If you want your reader to understand how the sequence behaves, then nothing really beats the piecewise bracket: $$ a_k = \begin{cases} 1\cdot 5^{\lfloor k/3\rfloor}&\text{if }k\equiv 0\mod 3,\\ 2\cdot 5^{\lfloor k/3\rfloor}&\text{if }k\equiv 1\mod 3,\\ 3\cdot 5^{\lfloor k/3\rfloor}&\text{if }k\equiv 2\mod 3, \end{cases} $$
If you want to compress this to a single line, you might use unit function $\delta[n]$ or $\mathbb 1_{cond}$: $$ a_k=5^{\lfloor k/3\rfloor}\big(\delta[k\mathop{\mathrm{mod}} 3]+2\delta[(k\mathop{\mathrm{mod}} 3)-1]+3\delta[(k\mathop{\mathrm{mod}} 3)-2]\big)

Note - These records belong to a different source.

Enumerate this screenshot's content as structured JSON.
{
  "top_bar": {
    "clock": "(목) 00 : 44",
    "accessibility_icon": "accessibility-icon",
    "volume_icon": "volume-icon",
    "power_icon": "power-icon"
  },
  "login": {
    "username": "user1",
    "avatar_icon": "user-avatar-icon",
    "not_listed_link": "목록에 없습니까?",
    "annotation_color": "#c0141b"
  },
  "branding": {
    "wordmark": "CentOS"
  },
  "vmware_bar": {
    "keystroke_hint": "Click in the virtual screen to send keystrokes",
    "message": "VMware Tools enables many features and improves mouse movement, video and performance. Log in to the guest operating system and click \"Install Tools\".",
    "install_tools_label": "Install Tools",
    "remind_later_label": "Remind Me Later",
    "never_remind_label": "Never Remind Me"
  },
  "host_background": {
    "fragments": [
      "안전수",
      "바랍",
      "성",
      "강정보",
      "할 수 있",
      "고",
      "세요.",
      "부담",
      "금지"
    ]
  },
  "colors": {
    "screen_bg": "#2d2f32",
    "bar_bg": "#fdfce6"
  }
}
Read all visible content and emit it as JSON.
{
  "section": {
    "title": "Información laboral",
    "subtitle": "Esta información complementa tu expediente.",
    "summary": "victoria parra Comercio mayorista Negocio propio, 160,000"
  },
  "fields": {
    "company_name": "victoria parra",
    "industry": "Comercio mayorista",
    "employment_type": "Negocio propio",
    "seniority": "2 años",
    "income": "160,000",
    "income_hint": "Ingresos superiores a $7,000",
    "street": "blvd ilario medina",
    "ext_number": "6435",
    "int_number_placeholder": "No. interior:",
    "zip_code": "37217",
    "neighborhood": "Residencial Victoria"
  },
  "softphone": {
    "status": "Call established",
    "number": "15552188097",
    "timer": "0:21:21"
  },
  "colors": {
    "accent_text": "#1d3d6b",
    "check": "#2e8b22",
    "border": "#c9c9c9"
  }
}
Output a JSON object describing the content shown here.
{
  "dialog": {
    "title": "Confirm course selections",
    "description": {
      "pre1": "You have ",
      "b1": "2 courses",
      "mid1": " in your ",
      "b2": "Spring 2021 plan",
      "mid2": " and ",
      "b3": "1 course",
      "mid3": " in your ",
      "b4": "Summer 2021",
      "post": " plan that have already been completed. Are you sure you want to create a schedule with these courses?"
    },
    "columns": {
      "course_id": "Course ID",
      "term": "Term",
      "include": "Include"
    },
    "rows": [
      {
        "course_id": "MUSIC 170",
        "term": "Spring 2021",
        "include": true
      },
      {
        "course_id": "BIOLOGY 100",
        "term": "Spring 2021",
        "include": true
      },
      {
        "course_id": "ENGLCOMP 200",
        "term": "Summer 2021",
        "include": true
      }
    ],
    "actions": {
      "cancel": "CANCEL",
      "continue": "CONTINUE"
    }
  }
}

If you want something that looks continuous, then you can use the following trick. If your sequence has a period of 3, take 3 roots of $x^3=1$ and solve the equation: $$ \begin{cases} a +b+c=1,\\ a x_1^1+bx_2^1+cx_3^1=2,\\ a x_1^2+bx_2^2+cx_3^2=3. \end{cases} $$ with $x_1=1$, $x_2=e^{i2\pi/3}$ and $x_3=e^{-i2\pi/3}$, we get $a=2$, $b=-(i/\sqrt3 + 1)/2$, $c=(i/\sqrt3 - 1)/2$. Thus the sequence: $$ u_k=2-\left(\frac{i}{2\sqrt3}+\frac12\right)e^{\frac{2\pi i}3 k}+\left(\frac{i}{2\sqrt3}-\frac12\right)e^{-\frac{2\pi i}3 k} $$ will be periodic: 1,2,3,1,2,3...
You can do a similar trick with powers of 5. They go 0,0,0,1,1,1,2,2,2... By subtracting the asymptote $k/3$, you will get $0,-\frac13,-\frac23,0,-\frac13,-\frac23,0,-\frac13,-\frac23...$ a periodic sequence again. You can find that this sequence is: $$ v_k = -\frac13+\frac16\left(1-\frac i{\sqrt3}\right)e^{\frac{2\pi i}3 k}+\frac16\left(1+\frac i{\sqrt3}\right)e^{-\frac{2\pi i}3 k}. $$
And finally $a_k=u_k 5^{v_k+k/3}$. If you don't like complex numbers, you can express this with trigonometric functions.